New Year’s Eve Permission Slip

Story time.

TL;DR: Do what will make you happy on New Year’s Eve, and don’t feel beholden to mythical expectations.

Ten years ago, I was so desperate for an exciting New Year’s Eve, that I called up a crush of mine who lived four hours away and somehow casually asked what his holiday plans were. He said he’d been thinking of heading to Kansas City to visit a friend, and suggested I meet them there.

And because I was so desperate, I agreed, and headed three hours south.

I looked here on my blog to see if I wrote about it, and I did, briefly, and all I said was “I had a nice time.”

I didn’t.

I mean, it wasn’t terrible, but it was full of terribly awkward moments. I’ll just share one here: we ended up at a church dance for about 45 minutes, and while my crush and I danced, he said, “I HAVE to get married this year, because looking around this dance, this is bleak.
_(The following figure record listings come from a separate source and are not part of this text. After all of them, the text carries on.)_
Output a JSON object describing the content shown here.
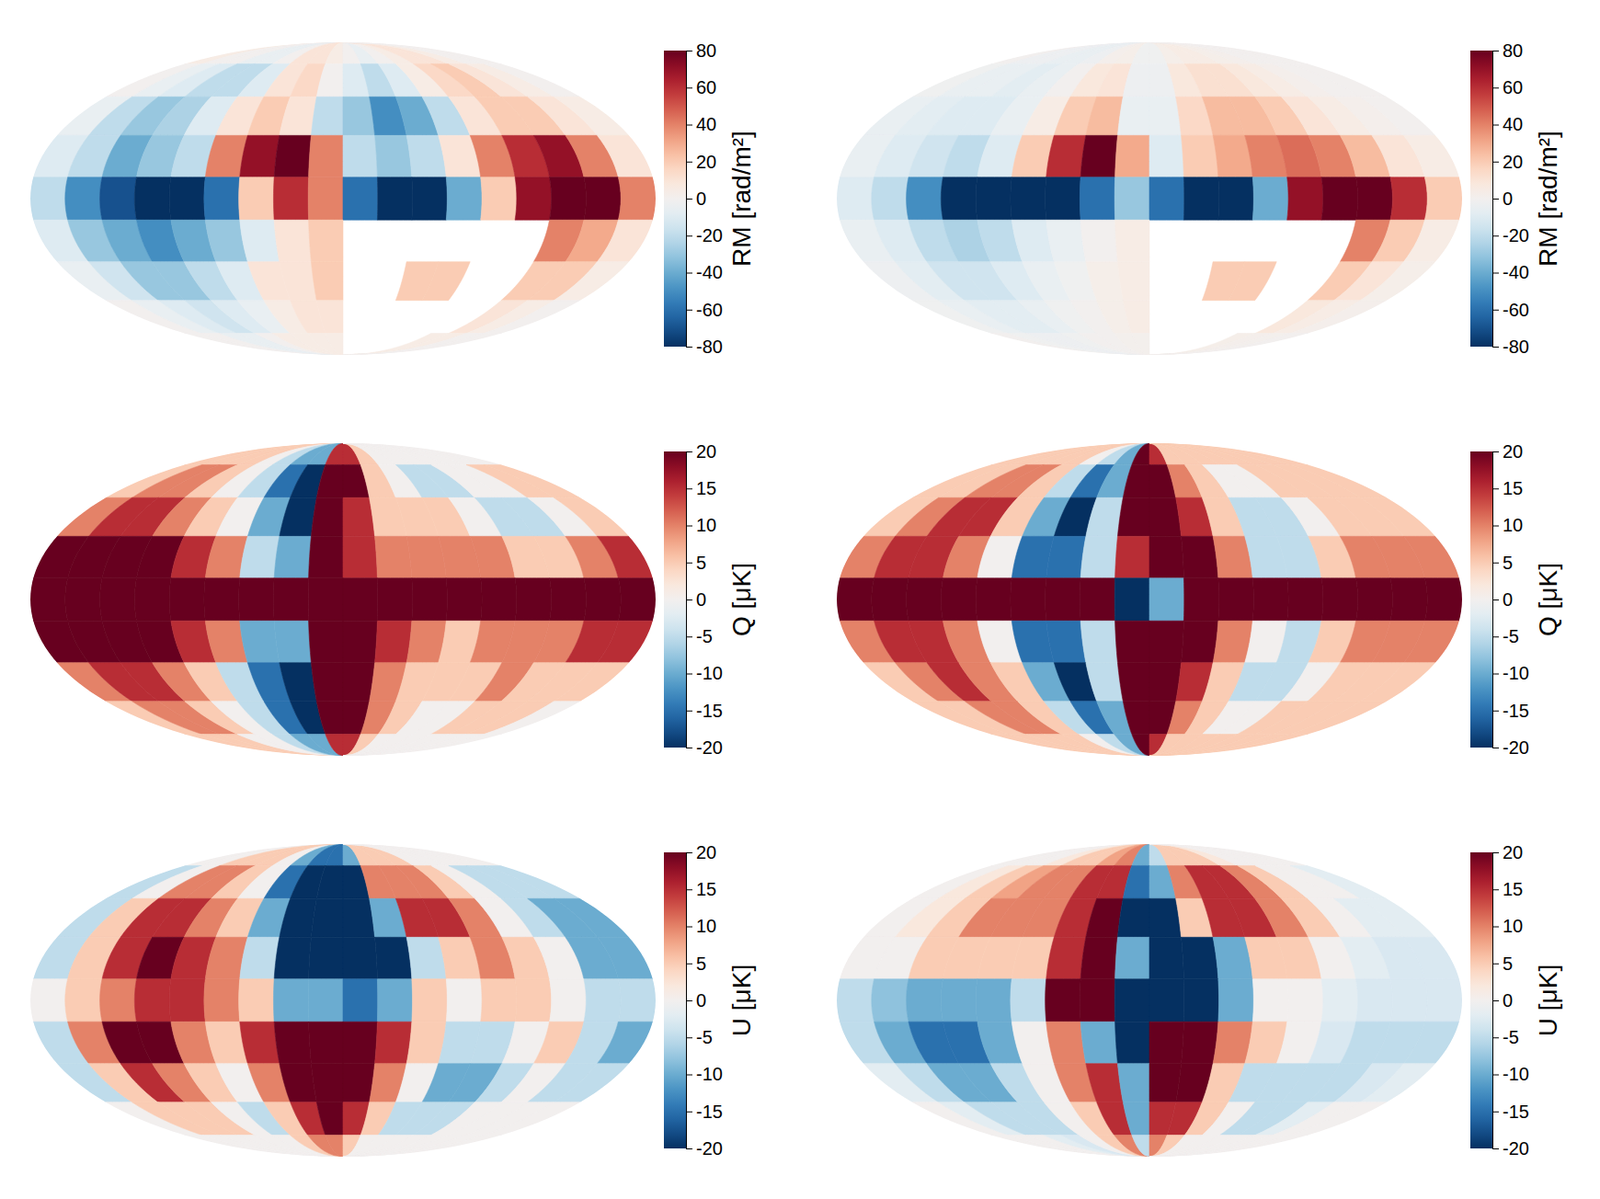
{
  "chart_data": [
    {
      "type": "heatmap",
      "lon": [
        -170,
        -150,
        -130,
        -110,
        -90,
        -70,
        -50,
        -30,
        -10,
        10,
        30,
        50,
        70,
        90,
        110,
        130,
        150,
        170
      ],
      "lat": [
        80,
        60,
        40,
        20,
        0,
        -20,
        -40,
        -60,
        -80
      ],
      "values": [
        [
          5,
          0,
          0,
          -5,
          -5,
          0,
          10,
          10,
          5,
          0,
          -5,
          0,
          5,
          10,
          10,
          5,
          0,
          0
        ],
        [
          0,
          -5,
          -10,
          -20,
          -20,
          -10,
          10,
          15,
          0,
          -10,
          -20,
          -10,
          5,
          15,
          20,
          10,
          5,
          0
        ],
        [
          -5,
          -20,
          -30,
          -25,
          -10,
          10,
          20,
          10,
          -20,
          -30,
          -50,
          -40,
          -20,
          10,
          20,
          20,
          10,
          5
        ],
        [
          -10,
          -20,
          -40,
          -30,
          -20,
          40,
          70,
          80,
          40,
          -20,
          -30,
          -20,
          10,
          40,
          60,
          70,
          40,
          10
        ],
        [
          -20,
          -50,
          -70,
          -80,
          -80,
          -60,
          20,
          60,
          40,
          -60,
          -80,
          -80,
          -40,
          20,
          70,
          80,
          80,
          40
        ],
        [
          -10,
          -30,
          -40,
          -50,
          -40,
          -30,
          -10,
          10,
          20,
          null,
          null,
          null,
          null,
          null,
          null,
          40,
          30,
          10
        ],
        [
          -5,
          -15,
          -30,
          -30,
          -20,
          -10,
          10,
          10,
          20,
          null,
          null,
          20,
          20,
          null,
          null,
          20,
          20,
          5
        ],
        [
          0,
          -5,
          -10,
          -15,
          -10,
          -5,
          5,
          10,
          10,
          null,
          null,
          null,
          null,
          null,
          null,
          10,
          5,
          0
        ],
        [
          0,
          0,
          -5,
          -5,
          0,
          5,
          5,
          5,
          5,
          null,
          null,
          null,
          null,
          null,
          5,
          5,
          0,
          0
        ]
      ],
      "colorbar": {
        "label": "RM [rad/m²]",
        "range": [
          -80,
          80
        ],
        "ticks": [
          80,
          60,
          40,
          20,
          0,
          -20,
          -40,
          -60,
          -80
        ]
      }
    },
    {
      "type": "heatmap",
      "lon": [
        -170,
        -150,
        -130,
        -110,
        -90,
        -70,
        -50,
        -30,
        -10,
        10,
        30,
        50,
        70,
        90,
        110,
        130,
        150,
        170
      ],
      "lat": [
        80,
        60,
        40,
        20,
        0,
        -20,
        -40,
        -60,
        -80
      ],
      "values": [
        [
          5,
          5,
          5,
          5,
          0,
          -5,
          -10,
          -10,
          15,
          15,
          5,
          0,
          0,
          0,
          0,
          0,
          0,
          0
        ],
        [
          5,
          10,
          10,
          5,
          0,
          -5,
          -15,
          -20,
          20,
          20,
          5,
          0,
          -5,
          -5,
          0,
          0,
          5,
          5
        ],
        [
          10,
          15,
          15,
          10,
          5,
          0,
          -10,
          -20,
          20,
          15,
          5,
          5,
          5,
          0,
          -5,
          -5,
          0,
          5
        ],
        [
          20,
          20,
          20,
          20,
          15,
          10,
          -5,
          -10,
          20,
          15,
          10,
          10,
          10,
          10,
          5,
          5,
          10,
          15
        ],
        [
          25,
          25,
          25,
          25,
          25,
          25,
          20,
          20,
          25,
          25,
          20,
          20,
          20,
          20,
          25,
          25,
          25,
          25
        ],
        [
          20,
          20,
          20,
          20,
          15,
          10,
          -10,
          -10,
          20,
          20,
          15,
          10,
          5,
          10,
          10,
          10,
          15,
          15
        ],
        [
          10,
          15,
          15,
          10,
          5,
          -5,
          -15,
          -20,
          20,
          20,
          10,
          5,
          5,
          5,
          10,
          5,
          5,
          5
        ],
        [
          5,
          10,
          10,
          5,
          0,
          -5,
          -15,
          -20,
          20,
          20,
          10,
          5,
          0,
          0,
          5,
          5,
          5,
          0
        ],
        [
          5,
          5,
          5,
          0,
          0,
          -5,
          -10,
          -10,
          15,
          15,
          5,
          0,
          0,
          0,
          0,
          0,
          0,
          0
        ]
      ],
      "colorbar": {
        "label": "Q [μK]",
        "range": [
          -20,
          20
        ],
        "ticks": [
          20,
          15,
          10,
          5,
          0,
          -5,
          -10,
          -15,
          -20
        ]
      }
    },
    {
      "type": "heatmap",
      "lon": [
        -170,
        -150,
        -130,
        -110,
        -90,
        -70,
        -50,
        -30,
        -10,
        10,
        30,
        50,
        70,
        90,
        110,
        130,
        150,
        170
      ],
      "lat": [
        80,
        60,
        40,
        20,
        0,
        -20,
        -40,
        -60,
        -80
      ],
      "values": [
        [
          0,
          0,
          5,
          5,
          5,
          0,
          -10,
          -15,
          -15,
          -10,
          5,
          5,
          5,
          0,
          0,
          0,
          0,
          0
        ],
        [
          -5,
          0,
          10,
          10,
          5,
          0,
          -15,
          -20,
          -20,
          -20,
          10,
          10,
          10,
          5,
          0,
          -5,
          -5,
          -5
        ],
        [
          -5,
          5,
          15,
          15,
          10,
          5,
          -10,
          -20,
          -20,
          -20,
          -10,
          15,
          15,
          10,
          0,
          -5,
          -10,
          -10
        ],
        [
          -5,
          5,
          15,
          20,
          15,
          10,
          -5,
          -20,
          -20,
          -20,
          -20,
          -5,
          5,
          10,
          5,
          0,
          -10,
          -10
        ],
        [
          0,
          5,
          10,
          15,
          15,
          10,
          5,
          -10,
          -10,
          -15,
          -10,
          5,
          0,
          5,
          5,
          0,
          -5,
          -5
        ],
        [
          -5,
          10,
          20,
          20,
          10,
          5,
          15,
          20,
          20,
          20,
          15,
          5,
          -5,
          -5,
          0,
          5,
          -5,
          -10
        ],
        [
          -5,
          5,
          15,
          10,
          5,
          0,
          10,
          20,
          20,
          20,
          10,
          0,
          -10,
          -10,
          -5,
          0,
          -5,
          -5
        ],
        [
          0,
          5,
          5,
          5,
          0,
          -5,
          5,
          15,
          20,
          15,
          5,
          -5,
          -5,
          -5,
          0,
          0,
          0,
          0
        ],
        [
          0,
          0,
          0,
          0,
          0,
          0,
          5,
          10,
          10,
          5,
          0,
          0,
          0,
          0,
          0,
          0,
          0,
          0
        ]
      ],
      "colorbar": {
        "label": "U [μK]",
        "range": [
          -20,
          20
        ],
        "ticks": [
          20,
          15,
          10,
          5,
          0,
          -5,
          -10,
          -15,
          -20
        ]
      }
    },
    {
      "type": "heatmap",
      "lon": [
        -170,
        -150,
        -130,
        -110,
        -90,
        -70,
        -50,
        -30,
        -10,
        10,
        30,
        50,
        70,
        90,
        110,
        130,
        150,
        170
      ],
      "lat": [
        80,
        60,
        40,
        20,
        0,
        -20,
        -40,
        -60,
        -80
      ],
      "values": [
        [
          0,
          -3,
          -3,
          -5,
          -5,
          -3,
          2,
          3,
          -2,
          -2,
          3,
          5,
          5,
          3,
          2,
          0,
          0,
          0
        ],
        [
          -2,
          -5,
          -5,
          -8,
          -5,
          0,
          8,
          10,
          -3,
          -3,
          8,
          12,
          12,
          8,
          5,
          2,
          0,
          0
        ],
        [
          -5,
          -8,
          -10,
          -10,
          -5,
          5,
          20,
          25,
          -5,
          -5,
          15,
          25,
          25,
          20,
          10,
          5,
          2,
          0
        ],
        [
          -5,
          -10,
          -15,
          -20,
          -10,
          20,
          60,
          80,
          30,
          -10,
          20,
          30,
          40,
          45,
          40,
          25,
          10,
          5
        ],
        [
          -10,
          -20,
          -50,
          -80,
          -80,
          -80,
          -80,
          -60,
          -30,
          -60,
          -80,
          -80,
          -40,
          70,
          80,
          80,
          60,
          20
        ],
        [
          -5,
          -10,
          -20,
          -25,
          -20,
          -10,
          -5,
          0,
          5,
          null,
          null,
          null,
          null,
          null,
          null,
          40,
          20,
          5
        ],
        [
          -3,
          -8,
          -15,
          -15,
          -10,
          -5,
          -2,
          3,
          5,
          null,
          null,
          20,
          20,
          null,
          null,
          20,
          10,
          3
        ],
        [
          -2,
          -5,
          -8,
          -8,
          -5,
          -2,
          0,
          3,
          5,
          null,
          null,
          null,
          null,
          null,
          null,
          8,
          5,
          2
        ],
        [
          0,
          -2,
          -3,
          -3,
          -2,
          0,
          0,
          1,
          1,
          null,
          null,
          null,
          null,
          null,
          3,
          2,
          1,
          0
        ]
      ],
      "colorbar": {
        "label": "RM [rad/m²]",
        "range": [
          -80,
          80
        ],
        "ticks": [
          80,
          60,
          40,
          20,
          0,
          -20,
          -40,
          -60,
          -80
        ]
      }
    },
    {
      "type": "heatmap",
      "lon": [
        -170,
        -150,
        -130,
        -110,
        -90,
        -70,
        -50,
        -30,
        -10,
        10,
        30,
        50,
        70,
        90,
        110,
        130,
        150,
        170
      ],
      "lat": [
        80,
        60,
        40,
        20,
        0,
        -20,
        -40,
        -60,
        -80
      ],
      "values": [
        [
          5,
          5,
          5,
          5,
          5,
          0,
          -5,
          -10,
          20,
          15,
          5,
          5,
          5,
          5,
          5,
          5,
          5,
          5
        ],
        [
          5,
          5,
          10,
          10,
          5,
          -5,
          -15,
          -10,
          20,
          20,
          10,
          5,
          0,
          0,
          5,
          5,
          5,
          5
        ],
        [
          5,
          10,
          15,
          15,
          5,
          -10,
          -20,
          -5,
          20,
          20,
          15,
          5,
          -5,
          -5,
          0,
          5,
          5,
          5
        ],
        [
          10,
          15,
          15,
          10,
          0,
          -15,
          -15,
          -5,
          15,
          20,
          20,
          10,
          -5,
          -5,
          5,
          10,
          10,
          10
        ],
        [
          25,
          25,
          25,
          25,
          25,
          25,
          25,
          20,
          -20,
          -10,
          20,
          20,
          20,
          20,
          25,
          25,
          25,
          25
        ],
        [
          10,
          15,
          15,
          10,
          0,
          -15,
          -15,
          -5,
          20,
          20,
          20,
          10,
          0,
          -5,
          5,
          10,
          10,
          10
        ],
        [
          5,
          10,
          15,
          10,
          5,
          -10,
          -20,
          -5,
          20,
          20,
          15,
          5,
          -5,
          -5,
          0,
          5,
          5,
          5
        ],
        [
          5,
          5,
          10,
          10,
          5,
          -5,
          -15,
          -10,
          20,
          20,
          10,
          5,
          0,
          0,
          5,
          5,
          5,
          5
        ],
        [
          5,
          5,
          5,
          5,
          5,
          0,
          -5,
          -10,
          20,
          15,
          5,
          5,
          5,
          5,
          5,
          5,
          5,
          5
        ]
      ],
      "colorbar": {
        "label": "Q [μK]",
        "range": [
          -20,
          20
        ],
        "ticks": [
          20,
          15,
          10,
          5,
          0,
          -5,
          -10,
          -15,
          -20
        ]
      }
    },
    {
      "type": "heatmap",
      "lon": [
        -170,
        -150,
        -130,
        -110,
        -90,
        -70,
        -50,
        -30,
        -10,
        10,
        30,
        50,
        70,
        90,
        110,
        130,
        150,
        170
      ],
      "lat": [
        80,
        60,
        40,
        20,
        0,
        -20,
        -40,
        -60,
        -80
      ],
      "values": [
        [
          0,
          0,
          0,
          2,
          5,
          5,
          8,
          10,
          -10,
          -5,
          5,
          5,
          5,
          2,
          0,
          0,
          0,
          0
        ],
        [
          0,
          2,
          5,
          8,
          10,
          10,
          15,
          15,
          -15,
          -10,
          10,
          15,
          15,
          10,
          5,
          0,
          0,
          -2
        ],
        [
          0,
          2,
          5,
          10,
          10,
          10,
          15,
          20,
          -20,
          -20,
          5,
          15,
          15,
          10,
          5,
          0,
          -2,
          -2
        ],
        [
          0,
          0,
          5,
          5,
          5,
          5,
          15,
          20,
          -10,
          -20,
          -20,
          -10,
          5,
          5,
          0,
          -2,
          -3,
          -3
        ],
        [
          -5,
          -8,
          -10,
          -10,
          -10,
          -5,
          20,
          20,
          -20,
          -20,
          -20,
          -10,
          0,
          0,
          -2,
          -3,
          -3,
          -3
        ],
        [
          -5,
          -10,
          -15,
          -15,
          -10,
          0,
          10,
          -10,
          -20,
          20,
          20,
          10,
          5,
          0,
          -3,
          -5,
          -5,
          -5
        ],
        [
          -2,
          -5,
          -10,
          -10,
          -5,
          0,
          10,
          15,
          -10,
          20,
          20,
          5,
          -5,
          -5,
          -5,
          -5,
          -3,
          -2
        ],
        [
          0,
          -2,
          -5,
          -5,
          -5,
          0,
          5,
          15,
          -10,
          15,
          15,
          5,
          0,
          -5,
          -5,
          -2,
          0,
          0
        ],
        [
          0,
          0,
          0,
          -2,
          -3,
          0,
          5,
          10,
          -5,
          10,
          5,
          0,
          0,
          0,
          0,
          0,
          0,
          0
        ]
      ],
      "colorbar": {
        "label": "U [μK]",
        "range": [
          -20,
          20
        ],
        "ticks": [
          20,
          15,
          10,
          5,
          0,
          -5,
          -10,
          -15,
          -20
        ]
      }
    }
  ]
}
This cannot be my future.”

I am certain that in my head I screamed, “HI! JULIE HERE. MAYBE DATE ME?” I am equally certain that out loud I said, “Ha, yeah, for real…”

You’ll be happy to know, dear reader, that said crush did get married, and therefore has avoided the bleak existence of having to, you know, make friends with people or figure out how to manage a holiday rife with unrealistic expectations every year.

I don’t let myself think about that New Year’s Eve too often, because I just feel shame. Shame that I thought spending time with a crush and two strangers was a better alternative than anything I could’ve cobbled together in my own city. Shame that I thought I could will a crush into seeing me as an actual dating prospect. Shame that I bought into the idea that having an exciting New Year’s Eve was some yearly rite of passage that signaled to the world “I am an adult and I do adult things.”

And so, like with Christmas, I have since created my own New Year’s Eve tradition. I make a giant skilletful of Chicken Korma, watch movies, and I work.

This is your permission slip, should you need it, that New Year’s Eve can be whatever you want it to be. If you want to be with real friends, be with real friends. If you want to get caught up in revelry, go out and revel.. If you are over expectations, though on the PJs and tap out before the ball drops.

What you do *not* have permission to do is feel obligated to celebrate. You do not have permission to think you aren’t a magical human being just because you might not have people to hang out with that night.

And you definitely do not have permission to wedge yourself into New Year’s Eve activities with people you don’t know you or don’t know how magical you are.